La domination de l’anglais : un phénomène récent et massif

Les études bibliométriques confirment que l’anglais représente désormais près de 90 % des publications en science, technologie et médecine. Cette proportion atteint même 95 % dans certaines disciplines comme la physique ou l’informatique. Les revues scientifiques de haut niveau, qu’elles soient américaines, britanniques, européennes ou asiatiques, publient désormais la majorité de leurs articles en anglais, même lorsque leurs comités éditoriaux sont internationaux. Cette uniformisation linguistique s’accompagne d’une marginalisation progressive des autres langues, qui ne subsistent souvent que dans des revues spécialisées ou locales.

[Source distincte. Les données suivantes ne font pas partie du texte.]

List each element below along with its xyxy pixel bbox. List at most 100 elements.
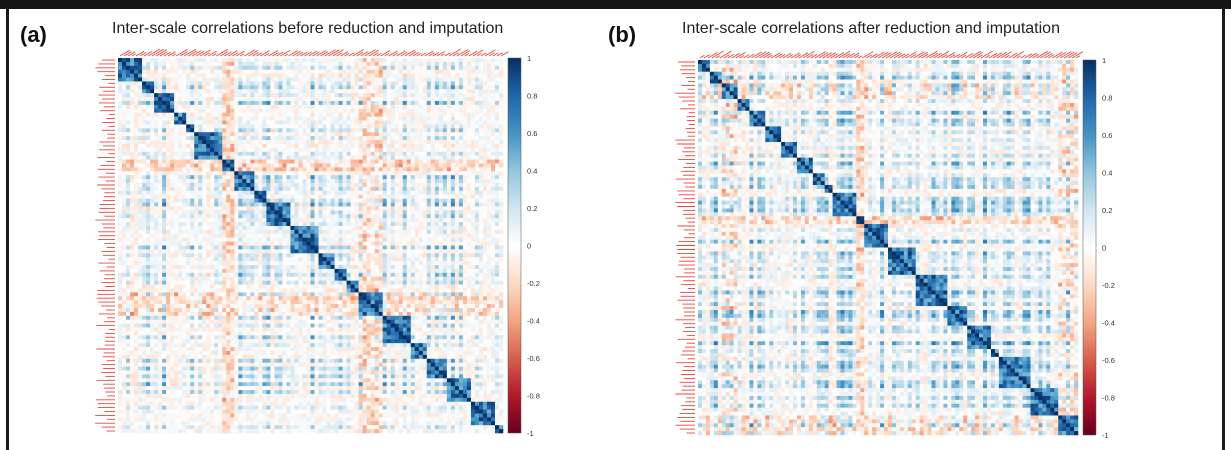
heatmap-cell <box>150 155 155 160</box>
heatmap-cell <box>146 112 151 117</box>
heatmap-cell <box>346 257 351 262</box>
heatmap-cell <box>226 100 231 106</box>
heatmap-cell <box>118 140 123 145</box>
heatmap-cell <box>242 167 247 172</box>
heatmap-cell <box>390 198 396 203</box>
heatmap-cell <box>310 77 315 82</box>
heatmap-cell <box>146 233 151 238</box>
heatmap-cell <box>186 202 191 207</box>
heatmap-cell <box>486 151 492 156</box>
heatmap-cell <box>306 190 311 196</box>
heatmap-cell <box>394 225 400 231</box>
heatmap-cell <box>182 128 187 133</box>
heatmap-cell <box>122 186 127 192</box>
heatmap-cell <box>258 167 263 172</box>
heatmap-cell <box>250 183 255 188</box>
heatmap-cell <box>266 77 271 82</box>
heatmap-cell <box>166 128 171 133</box>
heatmap-cell <box>222 81 227 86</box>
heatmap-cell <box>386 147 392 153</box>
heatmap-cell <box>422 108 428 113</box>
heatmap-cell <box>382 61 387 67</box>
heatmap-cell <box>430 124 436 129</box>
heatmap-cell <box>470 155 476 160</box>
heatmap-cell <box>338 175 343 180</box>
heatmap-cell <box>498 81 504 86</box>
heatmap-cell <box>482 65 488 71</box>
heatmap-cell <box>422 210 428 215</box>
heatmap-cell <box>414 151 420 156</box>
heatmap-cell <box>178 69 183 74</box>
heatmap-cell <box>354 253 359 258</box>
heatmap-cell <box>418 237 424 242</box>
heatmap-cell <box>290 253 295 258</box>
heatmap-cell <box>318 183 323 188</box>
heatmap-cell <box>482 245 488 250</box>
heatmap-cell <box>226 179 231 184</box>
heatmap-cell <box>354 183 359 188</box>
heatmap-cell <box>294 249 299 254</box>
heatmap-cell <box>374 249 379 254</box>
heatmap-cell <box>198 116 203 121</box>
heatmap-cell <box>338 225 343 231</box>
heatmap-cell <box>126 104 131 110</box>
heatmap-cell <box>350 89 355 94</box>
heatmap-cell <box>210 202 215 207</box>
heatmap-cell <box>118 155 123 160</box>
heatmap-cell <box>394 194 400 199</box>
heatmap-cell <box>274 151 279 156</box>
heatmap-cell <box>414 194 420 199</box>
heatmap-cell <box>178 218 183 223</box>
heatmap-cell <box>426 222 432 227</box>
heatmap-cell <box>226 89 231 94</box>
heatmap-cell <box>254 218 259 223</box>
heatmap-cell <box>218 147 223 153</box>
heatmap-cell <box>258 229 263 235</box>
heatmap-cell <box>170 89 175 94</box>
heatmap-cell <box>294 61 299 67</box>
heatmap-cell <box>162 136 167 141</box>
heatmap-cell <box>194 120 199 125</box>
heatmap-cell <box>354 120 359 125</box>
heatmap-cell <box>238 245 243 250</box>
heatmap-cell <box>318 194 323 199</box>
heatmap-cell <box>230 179 235 184</box>
heatmap-cell <box>118 171 123 176</box>
heatmap-cell <box>310 61 315 67</box>
heatmap-cell <box>438 218 444 223</box>
heatmap-cell <box>366 218 371 223</box>
heatmap-cell <box>458 241 464 246</box>
heatmap-cell <box>238 214 243 219</box>
heatmap-cell <box>482 186 488 192</box>
heatmap-cell <box>482 147 488 153</box>
heatmap-cell <box>278 241 283 246</box>
heatmap-cell <box>358 202 363 207</box>
heatmap-cell <box>498 225 504 231</box>
heatmap-cell <box>478 179 484 184</box>
heatmap-cell <box>234 253 239 258</box>
heatmap-cell <box>310 171 315 176</box>
heatmap-cell <box>430 233 436 238</box>
heatmap-cell <box>274 85 279 90</box>
heatmap-cell <box>170 73 175 78</box>
heatmap-cell <box>482 97 488 102</box>
heatmap-cell <box>398 202 404 207</box>
heatmap-cell <box>242 175 247 180</box>
heatmap-cell <box>450 81 456 86</box>
heatmap-cell <box>174 112 179 117</box>
heatmap-cell <box>158 194 163 199</box>
heatmap-cell <box>178 159 183 164</box>
heatmap-cell <box>202 73 207 78</box>
heatmap-cell <box>198 108 203 113</box>
heatmap-cell <box>266 222 271 227</box>
heatmap-cell <box>150 171 155 176</box>
heatmap-cell <box>162 97 167 102</box>
heatmap-cell <box>494 143 500 149</box>
heatmap-cell <box>178 183 183 188</box>
heatmap-cell <box>338 167 343 172</box>
heatmap-cell <box>210 245 215 250</box>
heatmap-cell <box>330 198 335 203</box>
heatmap-cell <box>382 89 387 94</box>
heatmap-cell <box>230 73 235 78</box>
heatmap-cell <box>190 97 195 102</box>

Un tournant historique lié à la guerre froide et à l’expansion américaine

L’hégémonie de l’anglais dans la science ne s’est pas construite de manière linéaire. Elle s’est accélérée après la Seconde Guerre mondiale, dans un contexte de rivalité Est-Ouest et de montée en puissance des États-Unis comme leader de la recherche. Les laboratoires américains, soutenus par des financements publics massifs, ont produit une quantité croissante d’articles, tandis que les revues scientifiques de langue anglaise ont bénéficié d’un effet de réseau : plus elles publiaient d’articles influents, plus les chercheurs du monde entier souhaitaient y soumettre leurs travaux. Ce cercle vertueux a consolidé la position dominante de l’anglais comme langue de la science moderne.

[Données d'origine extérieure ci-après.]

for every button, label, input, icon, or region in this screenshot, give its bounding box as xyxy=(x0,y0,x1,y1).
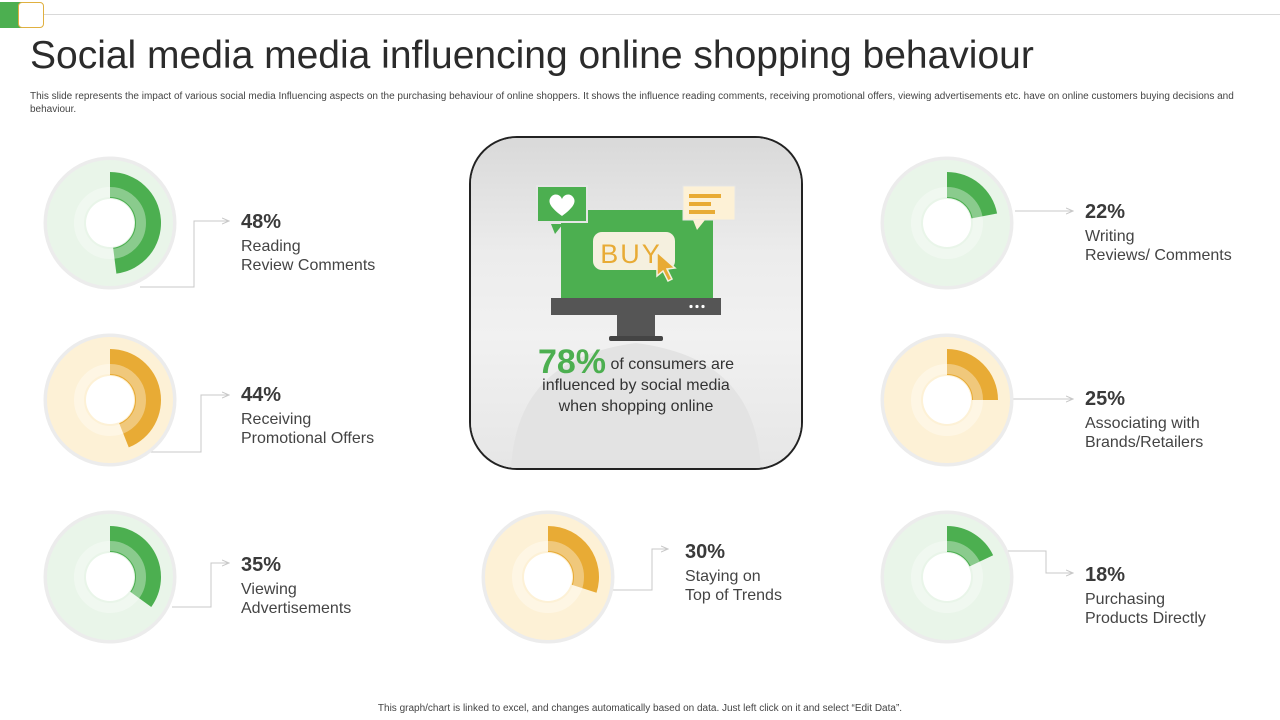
donut-inner-ring xyxy=(512,541,584,613)
donut-chart xyxy=(43,156,177,290)
donut-hole xyxy=(923,553,971,601)
stat-label: 22% Writing Reviews/ Comments xyxy=(1085,200,1232,265)
stat-line1: Associating with xyxy=(1085,415,1200,432)
stat-percent: 22% xyxy=(1085,201,1126,223)
stat-line1: Viewing xyxy=(241,581,297,598)
donut-svg xyxy=(43,510,177,644)
center-statement: 78% of consumers are influenced by socia… xyxy=(471,345,801,417)
monitor-stand xyxy=(617,314,655,338)
stat-line2: Reviews/ Comments xyxy=(1085,247,1232,264)
stat-label: 18% Purchasing Products Directly xyxy=(1085,563,1206,628)
person-silhouette xyxy=(511,343,761,468)
donut-hole xyxy=(923,376,971,424)
donut-value-arc xyxy=(947,172,998,219)
donut-hole xyxy=(923,199,971,247)
donut-hole xyxy=(86,199,134,247)
donut-inner-ring xyxy=(911,541,983,613)
donut-inner-ring xyxy=(74,187,146,259)
donut-chart xyxy=(43,333,177,467)
stat-line1: Reading xyxy=(241,238,301,255)
donut-value-arc xyxy=(110,526,162,607)
page-title: Social media media influencing online sh… xyxy=(30,34,1034,77)
donut-chart xyxy=(880,333,1014,467)
stat-percent: 30% xyxy=(685,541,726,563)
footer-note: This graph/chart is linked to excel, and… xyxy=(377,703,903,714)
donut-chart xyxy=(481,510,615,644)
donut-svg xyxy=(481,510,615,644)
cursor-icon xyxy=(656,250,677,283)
donut-chart xyxy=(880,510,1014,644)
donut-svg xyxy=(880,156,1014,290)
stat-label: 44% Receiving Promotional Offers xyxy=(241,383,374,448)
center-line1: of consumers are xyxy=(610,356,735,373)
stat-line1: Writing xyxy=(1085,228,1135,245)
center-card: BUY 78% of consumers are influenced by s… xyxy=(469,136,803,470)
stat-percent: 44% xyxy=(241,384,282,406)
stat-percent: 35% xyxy=(241,554,282,576)
donut-hole xyxy=(86,376,134,424)
stat-line2: Promotional Offers xyxy=(241,430,375,447)
center-percent: 78% xyxy=(537,343,606,381)
donut-hole xyxy=(86,553,134,601)
donut-svg xyxy=(880,333,1014,467)
donut-chart xyxy=(880,156,1014,290)
connector-30 xyxy=(612,549,668,591)
donut-svg xyxy=(43,333,177,467)
stat-line2: Top of Trends xyxy=(685,587,782,604)
donut-value-arc xyxy=(110,349,161,448)
message-bubble-icon xyxy=(682,185,736,230)
donut-svg xyxy=(880,510,1014,644)
stat-percent: 25% xyxy=(1085,388,1126,410)
top-divider xyxy=(44,14,1280,15)
monitor-illustration: BUY xyxy=(511,185,761,468)
donut-inner-ring xyxy=(911,187,983,259)
center-line2: influenced by social media xyxy=(542,377,730,394)
connector-18 xyxy=(1008,550,1073,573)
donut-inner-ring xyxy=(74,364,146,436)
stat-label: 48% Reading Review Comments xyxy=(241,210,375,275)
stat-label: 35% Viewing Advertisements xyxy=(241,553,351,618)
stat-label: 30% Staying on Top of Trends xyxy=(685,540,782,605)
donut-hole xyxy=(524,553,572,601)
donut-inner-ring xyxy=(911,364,983,436)
donut-value-arc xyxy=(548,526,599,593)
stat-line2: Review Comments xyxy=(241,257,376,274)
buy-button-shape xyxy=(593,232,675,270)
stat-line1: Purchasing xyxy=(1085,591,1166,608)
stat-percent: 18% xyxy=(1085,564,1126,586)
center-line3: when shopping online xyxy=(558,398,714,415)
connector-35 xyxy=(172,563,229,608)
heart-bubble-icon xyxy=(536,185,588,234)
buy-label: BUY xyxy=(600,239,662,269)
stat-percent: 48% xyxy=(241,211,282,233)
stat-line1: Receiving xyxy=(241,411,312,428)
donut-chart xyxy=(43,510,177,644)
page-subtitle: This slide represents the impact of vari… xyxy=(30,91,1234,115)
donut-inner-ring xyxy=(74,541,146,613)
donut-value-arc xyxy=(947,349,998,400)
stat-line2: Brands/Retailers xyxy=(1085,434,1204,451)
stat-line2: Advertisements xyxy=(241,600,352,617)
stat-label: 25% Associating with Brands/Retailers xyxy=(1085,387,1203,452)
monitor-base xyxy=(609,336,663,341)
donut-svg xyxy=(43,156,177,290)
donut-value-arc xyxy=(110,172,162,274)
donut-value-arc xyxy=(947,526,994,567)
stat-line1: Staying on xyxy=(685,568,761,585)
stat-line2: Products Directly xyxy=(1085,610,1206,627)
corner-tab-outline xyxy=(18,2,44,28)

Les conséquences pour les chercheurs non anglophones

Pour les scientifiques dont la langue maternelle n’est pas l’anglais, la nécessité de publier dans cette langue pose des défis majeurs. Non seulement elle exige une maîtrise précise des codes académiques anglo-saxons, mais elle implique aussi des coûts supplémentaires, que ce soit pour la traduction, la relecture ou l’adaptation aux attentes des revues internationales. Certains pays, comme la Chine ou l’Allemagne, investissent massivement dans des programmes de formation à l’anglais scientifique, tandis que d’autres, notamment dans les pays en développement, peinent à suivre cette course linguistique. Cette situation crée des inégalités d’accès à la visibilité scientifique, renforçant les disparités entre les nations.

L’anglais, langue de la science… mais pour combien de temps ?

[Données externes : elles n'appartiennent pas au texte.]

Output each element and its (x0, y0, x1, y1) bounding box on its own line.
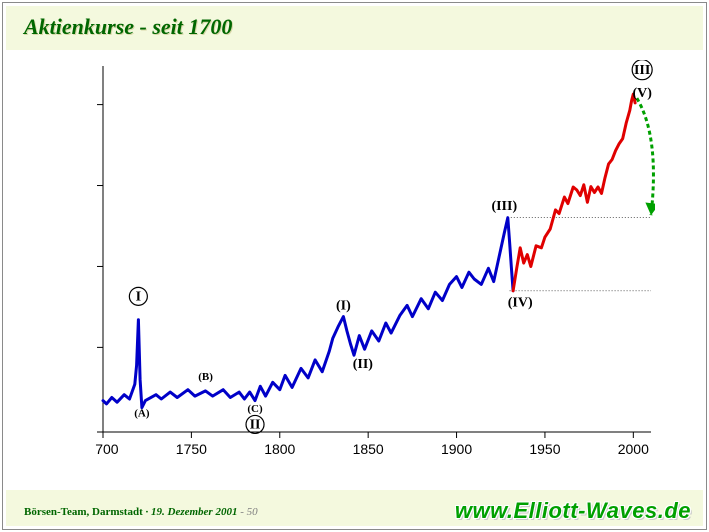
x-tick-label: 1900 (441, 441, 472, 457)
watermark: www.Elliott-Waves.de (455, 498, 691, 524)
x-tick-label: 1800 (264, 441, 295, 457)
x-tick-label: 1850 (353, 441, 384, 457)
wave-label: (IV) (508, 296, 533, 311)
forecast-arrow (637, 98, 654, 215)
x-tick-label: 1750 (176, 441, 207, 457)
series-blue (103, 218, 513, 408)
wave-label: I (136, 290, 141, 305)
wave-label: (A) (134, 407, 150, 419)
footer-date: 19. Dezember 2001 (151, 506, 237, 518)
wave-label: (B) (198, 371, 213, 383)
footer-page-prefix: - (237, 506, 246, 518)
footer-source: Börsen-Team, Darmstadt (24, 506, 143, 518)
x-tick-label: 2000 (618, 441, 649, 457)
chart-frame: Aktienkurse - seit 1700 1700 1750 1800 1850… (0, 0, 709, 532)
forecast-arrowhead (645, 202, 655, 215)
wave-label: (V) (632, 86, 652, 101)
page-title: Aktienkurse - seit 1700 (24, 14, 232, 40)
footer-date-prefix: · (143, 506, 151, 518)
footer-credits: Börsen-Team, Darmstadt · 19. Dezember 20… (24, 506, 258, 518)
wave-label: III (634, 63, 650, 78)
wave-label: (I) (336, 299, 351, 314)
chart-plot: 1700175018001850190019502000010100100010… (95, 60, 655, 460)
series-red (513, 94, 635, 291)
x-tick-label: 1950 (529, 441, 560, 457)
wave-label: (II) (353, 357, 374, 372)
footer-page: 50 (247, 506, 258, 518)
x-tick-label: 1700 (95, 441, 119, 457)
wave-label: (C) (247, 403, 263, 415)
wave-label: II (250, 418, 261, 433)
wave-label: (III) (491, 199, 517, 214)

Malgré son hégémonie actuelle, l’anglais comme langue unique de la science n’est pas un phénomène immuable. Plusieurs facteurs pourraient, à terme, remettre en cause cette domination. L’essor de la Chine comme puissance scientifique, avec une production croissante d’articles en mandarin, ainsi que le développement de revues en langues locales pourraient, à long terme, fragmenter le paysage linguistique de la recherche. Par ailleurs, l’intelligence artificielle et les outils de traduction automatique pourraient réduire la barrière linguistique, permettant à des articles rédigés dans d’autres langues d’accéder à une audience internationale. Pour l’instant, cependant, l’anglais reste incontournable.